Verosimile, visto la maggiore presenza del virus a Campobasso e l’assenza contestuale di contagiati a Guardialfiera, che ospiti infetti (inconsapevoli) della comunione abbiano in qualche modo fatto da vettore al contagio di tre persone di Guardialfiera. Due come detto sono persone dello staff del ristorante e uno è il sindaco Vincenzo Tozzi. Anche lui ha scelto di dichiarare pubblicamente la sua positività. “Buonasera Cari concittadini, vi voglio comunicare che questa mattina insieme alla mia famiglia abbiamo fatto presso l’ospedale di Termoli il tampone molecolare, su quattro tamponi tre sono risultati negativi e soltanto io sono risultato positivo. Non ho nessun sintomo, nè febbre, solo mal di gola”.

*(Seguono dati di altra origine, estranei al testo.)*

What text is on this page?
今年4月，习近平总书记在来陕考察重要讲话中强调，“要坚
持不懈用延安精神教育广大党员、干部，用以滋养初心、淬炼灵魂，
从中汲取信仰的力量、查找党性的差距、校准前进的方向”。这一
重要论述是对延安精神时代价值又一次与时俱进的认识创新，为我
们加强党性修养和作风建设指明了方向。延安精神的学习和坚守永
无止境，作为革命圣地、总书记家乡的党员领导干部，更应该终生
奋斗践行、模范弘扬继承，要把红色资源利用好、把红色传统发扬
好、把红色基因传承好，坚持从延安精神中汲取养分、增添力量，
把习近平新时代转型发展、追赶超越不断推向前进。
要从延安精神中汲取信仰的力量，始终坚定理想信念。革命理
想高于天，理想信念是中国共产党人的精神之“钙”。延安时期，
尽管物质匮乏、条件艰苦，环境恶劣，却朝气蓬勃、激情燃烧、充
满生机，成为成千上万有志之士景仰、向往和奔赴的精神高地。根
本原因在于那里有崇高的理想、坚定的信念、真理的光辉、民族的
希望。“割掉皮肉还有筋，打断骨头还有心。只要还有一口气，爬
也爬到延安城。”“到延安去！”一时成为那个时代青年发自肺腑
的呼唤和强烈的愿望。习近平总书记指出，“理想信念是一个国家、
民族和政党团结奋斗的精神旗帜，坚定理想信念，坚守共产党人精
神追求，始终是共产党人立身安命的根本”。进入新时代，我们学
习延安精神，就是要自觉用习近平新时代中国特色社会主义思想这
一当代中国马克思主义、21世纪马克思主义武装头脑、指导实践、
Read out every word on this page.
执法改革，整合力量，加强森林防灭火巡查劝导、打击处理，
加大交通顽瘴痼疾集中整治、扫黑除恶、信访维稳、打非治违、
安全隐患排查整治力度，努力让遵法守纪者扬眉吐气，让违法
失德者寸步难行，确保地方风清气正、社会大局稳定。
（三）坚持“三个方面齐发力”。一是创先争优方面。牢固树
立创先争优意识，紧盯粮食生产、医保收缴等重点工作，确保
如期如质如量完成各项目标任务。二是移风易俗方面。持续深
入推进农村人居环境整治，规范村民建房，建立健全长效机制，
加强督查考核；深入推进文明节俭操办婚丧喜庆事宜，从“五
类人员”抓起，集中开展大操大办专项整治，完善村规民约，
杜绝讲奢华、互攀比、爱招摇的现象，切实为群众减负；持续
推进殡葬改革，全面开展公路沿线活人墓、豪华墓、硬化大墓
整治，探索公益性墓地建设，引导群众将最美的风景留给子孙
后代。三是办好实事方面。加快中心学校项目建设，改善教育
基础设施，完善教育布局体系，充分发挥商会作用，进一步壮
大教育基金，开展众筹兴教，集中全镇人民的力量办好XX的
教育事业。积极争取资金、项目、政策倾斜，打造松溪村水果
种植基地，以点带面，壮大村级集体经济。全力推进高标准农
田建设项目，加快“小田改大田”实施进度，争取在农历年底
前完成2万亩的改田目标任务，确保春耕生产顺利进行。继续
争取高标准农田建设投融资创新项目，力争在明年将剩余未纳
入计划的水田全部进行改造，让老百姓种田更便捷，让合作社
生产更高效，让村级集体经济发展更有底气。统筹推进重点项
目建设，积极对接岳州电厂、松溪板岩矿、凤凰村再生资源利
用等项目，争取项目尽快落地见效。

Chiariamo che un po’ tutte le persone contagiate di cui si parla in questo articolo sono in buono stato di salute. D’altronde l’infezione c’è e ci sarà, inutile negarlo, piuttosto la malattia è sempre meno un problema anche perché viene bloccata dal vaccino cui tanti – anche alcuni tra quelli cui si fa riferimento in questo articolo – si sono già sottoposti.

 

Ora, chiariamo che la nostra scelta di non fornire il nome dell’ipermercato del capoluogo è dettata soprattutto dalla non volontà di fomentare una caccia all’untore che, come detto, oggi ha assai meno senso. La responsabilità ha varie declinazioni. Il supermercato ha preso tutte le misure: le persone infette non si stanno recando al lavoro, le altre si sono sottoposte agli esami del caso e i locali sono stati sanificati. Prima di ciò, ad essere rispettate sono state le sacrosante misure cui oramai tutti siamo abituati: in primis l’utilizzo dei dispositivi di protezione unito alla regola aurea della distanza.

Un ristorante ha regole diverse, a cominciare dall’utilizzo della mascherina che in alcuni momenti – per ovvie ragione – non c’è. E allora chiudere precauzionalmente è una scelta più motivata. Sicuramente non scontata e dunque da plaudere.